Today is National Tortilla Day so I wanted to share a dip with you all to celebrate the day. This Eggplant Caponata Dip recipe is courtesy of Maria Zoitas’, creator of “Maria’s Homemade” line of prepared food sold exclusively at Westside Market NYC.


  • ½ Cup Extra Virgin Olive Oil
  • 2 garlic cloves, minced
  • 1 Large Onion, Diced
  • 2 Celery Ribs, Diced
  • 1 Red Pepper, Seeded and Diced
  • 2 Eggplant, Cut into ½-inch Cubes
  • 2 Tomatoes, Peeled, Seeded and Chopped
  • 2 Tbsp.
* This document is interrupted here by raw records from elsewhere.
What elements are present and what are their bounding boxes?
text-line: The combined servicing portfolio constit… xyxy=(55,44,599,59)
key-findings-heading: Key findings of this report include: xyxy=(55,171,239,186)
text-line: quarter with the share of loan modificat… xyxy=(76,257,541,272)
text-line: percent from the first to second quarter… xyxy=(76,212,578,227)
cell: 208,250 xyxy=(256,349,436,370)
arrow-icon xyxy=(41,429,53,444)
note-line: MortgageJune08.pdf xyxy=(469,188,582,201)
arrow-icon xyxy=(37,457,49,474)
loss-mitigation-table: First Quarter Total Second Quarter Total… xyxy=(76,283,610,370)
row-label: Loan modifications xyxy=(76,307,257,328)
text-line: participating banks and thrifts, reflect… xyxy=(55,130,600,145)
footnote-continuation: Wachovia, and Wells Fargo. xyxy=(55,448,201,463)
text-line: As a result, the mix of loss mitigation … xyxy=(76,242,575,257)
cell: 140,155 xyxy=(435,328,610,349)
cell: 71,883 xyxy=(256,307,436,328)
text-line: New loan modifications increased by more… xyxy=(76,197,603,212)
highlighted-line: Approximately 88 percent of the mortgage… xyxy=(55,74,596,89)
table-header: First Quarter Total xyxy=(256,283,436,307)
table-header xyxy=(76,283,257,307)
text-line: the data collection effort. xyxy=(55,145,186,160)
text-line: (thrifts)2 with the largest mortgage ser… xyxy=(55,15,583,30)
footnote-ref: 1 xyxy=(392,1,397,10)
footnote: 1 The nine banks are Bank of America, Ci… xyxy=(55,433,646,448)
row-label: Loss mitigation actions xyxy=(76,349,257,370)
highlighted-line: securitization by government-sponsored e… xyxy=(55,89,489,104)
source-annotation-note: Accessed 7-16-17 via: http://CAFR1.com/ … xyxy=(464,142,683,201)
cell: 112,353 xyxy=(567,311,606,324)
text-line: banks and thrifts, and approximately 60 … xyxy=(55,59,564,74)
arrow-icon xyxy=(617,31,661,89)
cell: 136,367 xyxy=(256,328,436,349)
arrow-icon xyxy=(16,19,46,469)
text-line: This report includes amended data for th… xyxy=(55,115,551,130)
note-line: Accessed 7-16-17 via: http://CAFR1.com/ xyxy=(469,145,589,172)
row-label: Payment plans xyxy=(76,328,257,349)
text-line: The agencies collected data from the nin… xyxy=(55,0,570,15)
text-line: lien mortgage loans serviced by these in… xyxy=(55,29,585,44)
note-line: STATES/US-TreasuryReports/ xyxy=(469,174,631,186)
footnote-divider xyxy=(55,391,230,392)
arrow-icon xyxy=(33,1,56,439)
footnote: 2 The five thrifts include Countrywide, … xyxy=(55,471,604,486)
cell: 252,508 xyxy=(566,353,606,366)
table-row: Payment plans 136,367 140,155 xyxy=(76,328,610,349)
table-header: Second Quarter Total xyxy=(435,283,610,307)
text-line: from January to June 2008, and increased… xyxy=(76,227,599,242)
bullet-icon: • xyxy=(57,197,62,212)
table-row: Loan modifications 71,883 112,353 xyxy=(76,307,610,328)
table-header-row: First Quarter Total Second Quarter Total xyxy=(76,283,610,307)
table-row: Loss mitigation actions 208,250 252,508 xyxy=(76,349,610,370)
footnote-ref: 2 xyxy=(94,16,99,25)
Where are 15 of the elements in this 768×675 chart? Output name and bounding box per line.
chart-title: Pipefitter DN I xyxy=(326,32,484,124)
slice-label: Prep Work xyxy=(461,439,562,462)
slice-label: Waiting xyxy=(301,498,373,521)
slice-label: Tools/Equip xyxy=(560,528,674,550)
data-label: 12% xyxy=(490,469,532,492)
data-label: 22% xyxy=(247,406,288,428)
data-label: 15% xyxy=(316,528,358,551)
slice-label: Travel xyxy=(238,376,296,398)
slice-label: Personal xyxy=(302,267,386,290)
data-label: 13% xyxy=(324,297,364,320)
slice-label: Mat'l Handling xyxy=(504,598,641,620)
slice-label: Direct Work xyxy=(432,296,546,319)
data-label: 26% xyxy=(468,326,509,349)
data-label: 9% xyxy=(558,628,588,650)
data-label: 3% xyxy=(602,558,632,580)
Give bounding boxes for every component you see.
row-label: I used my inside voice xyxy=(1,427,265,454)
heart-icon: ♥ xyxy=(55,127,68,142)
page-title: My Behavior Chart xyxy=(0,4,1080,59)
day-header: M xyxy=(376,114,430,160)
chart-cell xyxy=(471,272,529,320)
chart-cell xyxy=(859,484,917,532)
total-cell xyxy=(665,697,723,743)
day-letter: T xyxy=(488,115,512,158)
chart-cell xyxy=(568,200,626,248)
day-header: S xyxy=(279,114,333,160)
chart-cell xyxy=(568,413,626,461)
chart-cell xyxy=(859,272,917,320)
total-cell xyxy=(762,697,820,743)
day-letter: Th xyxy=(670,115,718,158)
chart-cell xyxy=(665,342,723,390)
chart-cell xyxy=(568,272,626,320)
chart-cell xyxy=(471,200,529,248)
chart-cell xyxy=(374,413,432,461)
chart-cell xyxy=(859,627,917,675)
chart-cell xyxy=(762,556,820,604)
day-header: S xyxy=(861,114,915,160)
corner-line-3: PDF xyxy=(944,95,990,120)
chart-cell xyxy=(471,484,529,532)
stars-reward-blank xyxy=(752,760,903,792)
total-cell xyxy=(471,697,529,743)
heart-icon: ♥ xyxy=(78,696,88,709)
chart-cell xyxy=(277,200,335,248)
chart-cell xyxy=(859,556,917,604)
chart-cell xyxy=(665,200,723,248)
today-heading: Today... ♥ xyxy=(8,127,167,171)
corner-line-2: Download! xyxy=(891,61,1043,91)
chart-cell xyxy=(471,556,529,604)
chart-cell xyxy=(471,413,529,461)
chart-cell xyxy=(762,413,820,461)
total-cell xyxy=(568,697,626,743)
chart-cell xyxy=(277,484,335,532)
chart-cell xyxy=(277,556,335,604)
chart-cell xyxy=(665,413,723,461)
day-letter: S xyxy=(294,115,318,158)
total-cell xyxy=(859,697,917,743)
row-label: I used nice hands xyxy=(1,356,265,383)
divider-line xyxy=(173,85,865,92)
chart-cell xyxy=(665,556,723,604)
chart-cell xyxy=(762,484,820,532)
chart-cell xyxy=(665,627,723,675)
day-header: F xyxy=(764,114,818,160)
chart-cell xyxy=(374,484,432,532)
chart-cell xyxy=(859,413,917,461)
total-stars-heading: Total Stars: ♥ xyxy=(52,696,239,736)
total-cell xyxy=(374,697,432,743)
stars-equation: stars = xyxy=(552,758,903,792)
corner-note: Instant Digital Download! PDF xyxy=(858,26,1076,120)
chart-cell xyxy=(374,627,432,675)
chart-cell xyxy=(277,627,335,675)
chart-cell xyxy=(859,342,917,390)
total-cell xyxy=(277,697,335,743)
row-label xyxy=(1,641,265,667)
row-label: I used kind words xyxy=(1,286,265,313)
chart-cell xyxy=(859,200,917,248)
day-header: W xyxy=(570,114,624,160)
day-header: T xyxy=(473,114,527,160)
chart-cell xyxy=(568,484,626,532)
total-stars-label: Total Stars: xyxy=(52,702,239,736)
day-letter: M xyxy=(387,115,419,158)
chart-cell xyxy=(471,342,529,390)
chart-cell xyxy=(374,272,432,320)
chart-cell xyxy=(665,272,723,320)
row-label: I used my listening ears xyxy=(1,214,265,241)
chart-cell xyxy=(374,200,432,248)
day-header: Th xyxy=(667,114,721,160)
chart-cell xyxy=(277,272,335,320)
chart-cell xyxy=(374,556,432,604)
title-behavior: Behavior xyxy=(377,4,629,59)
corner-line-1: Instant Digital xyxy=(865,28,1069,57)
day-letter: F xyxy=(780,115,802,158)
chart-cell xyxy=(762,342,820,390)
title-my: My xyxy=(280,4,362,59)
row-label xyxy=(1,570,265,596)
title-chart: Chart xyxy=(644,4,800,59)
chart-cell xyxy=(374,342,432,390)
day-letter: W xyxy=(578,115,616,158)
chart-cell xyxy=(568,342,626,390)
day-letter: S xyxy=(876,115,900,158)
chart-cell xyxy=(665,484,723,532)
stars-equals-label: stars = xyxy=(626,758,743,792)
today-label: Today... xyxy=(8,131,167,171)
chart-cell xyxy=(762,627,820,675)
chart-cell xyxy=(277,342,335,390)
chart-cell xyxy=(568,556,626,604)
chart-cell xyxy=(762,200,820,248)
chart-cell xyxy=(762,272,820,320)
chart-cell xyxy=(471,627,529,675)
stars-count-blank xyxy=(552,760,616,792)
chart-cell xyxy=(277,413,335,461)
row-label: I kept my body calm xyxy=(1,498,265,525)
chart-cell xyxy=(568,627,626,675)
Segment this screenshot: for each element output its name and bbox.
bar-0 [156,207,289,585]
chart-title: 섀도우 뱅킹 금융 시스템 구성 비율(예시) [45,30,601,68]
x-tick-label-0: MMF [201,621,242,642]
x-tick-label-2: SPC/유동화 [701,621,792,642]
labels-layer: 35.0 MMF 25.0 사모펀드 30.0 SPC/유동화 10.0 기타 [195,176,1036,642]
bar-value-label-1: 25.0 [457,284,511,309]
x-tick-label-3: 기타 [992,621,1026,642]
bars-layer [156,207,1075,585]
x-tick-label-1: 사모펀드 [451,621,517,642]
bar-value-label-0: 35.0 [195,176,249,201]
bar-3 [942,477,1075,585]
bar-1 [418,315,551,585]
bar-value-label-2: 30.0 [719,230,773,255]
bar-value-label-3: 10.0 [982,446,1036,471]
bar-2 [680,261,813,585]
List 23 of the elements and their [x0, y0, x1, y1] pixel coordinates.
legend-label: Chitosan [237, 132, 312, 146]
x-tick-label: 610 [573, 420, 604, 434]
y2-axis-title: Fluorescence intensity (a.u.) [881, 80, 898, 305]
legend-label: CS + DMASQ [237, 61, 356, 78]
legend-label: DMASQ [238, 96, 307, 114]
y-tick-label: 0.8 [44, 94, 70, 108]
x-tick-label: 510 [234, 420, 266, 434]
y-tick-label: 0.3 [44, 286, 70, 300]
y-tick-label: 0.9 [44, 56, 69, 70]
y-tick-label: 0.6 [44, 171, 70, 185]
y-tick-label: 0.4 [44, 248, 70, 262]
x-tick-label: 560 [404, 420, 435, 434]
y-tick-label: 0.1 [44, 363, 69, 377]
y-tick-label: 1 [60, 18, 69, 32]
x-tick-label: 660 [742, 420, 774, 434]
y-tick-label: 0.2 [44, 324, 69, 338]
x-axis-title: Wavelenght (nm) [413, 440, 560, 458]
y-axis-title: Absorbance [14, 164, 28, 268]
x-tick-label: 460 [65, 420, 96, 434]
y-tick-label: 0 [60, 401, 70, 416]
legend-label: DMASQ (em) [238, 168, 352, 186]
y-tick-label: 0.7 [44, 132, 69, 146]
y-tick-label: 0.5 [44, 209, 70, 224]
Capers, Drained
  • ½ Cup Pitted Green Olives
  • ¼ Cup Red Wine Vinegar
  • ¼ Cup Chopped Parsley
  • Salt and Pepper


  • Heat oil in frying pan
  • Cook garlic, onion, celery, red pepper and eggplant until soft
  • Stir in tomatoes and cook for 5 minutes
  • Put vegetables in bowl and toss with capers, olives, vinegar, parsley, salt and pepper
  • Taste, adding more vinegar and olive oil as needed

(Disclosure: I was not compensated for posting this recipe.)

6 thoughts on “Eggplant Caponata Dip {Recipe}”

  1. Pingback: makingtimeformommy
  2. How do you judge whther an eggplant will be bitter? I grew up eating eggplant almost every week. But it is great pureed with hummus.

  3. This sounds really good! It has been a while since I’ve had this dip, I would love to make some myself. Doesn’t sound too difficult, thanks for sharing.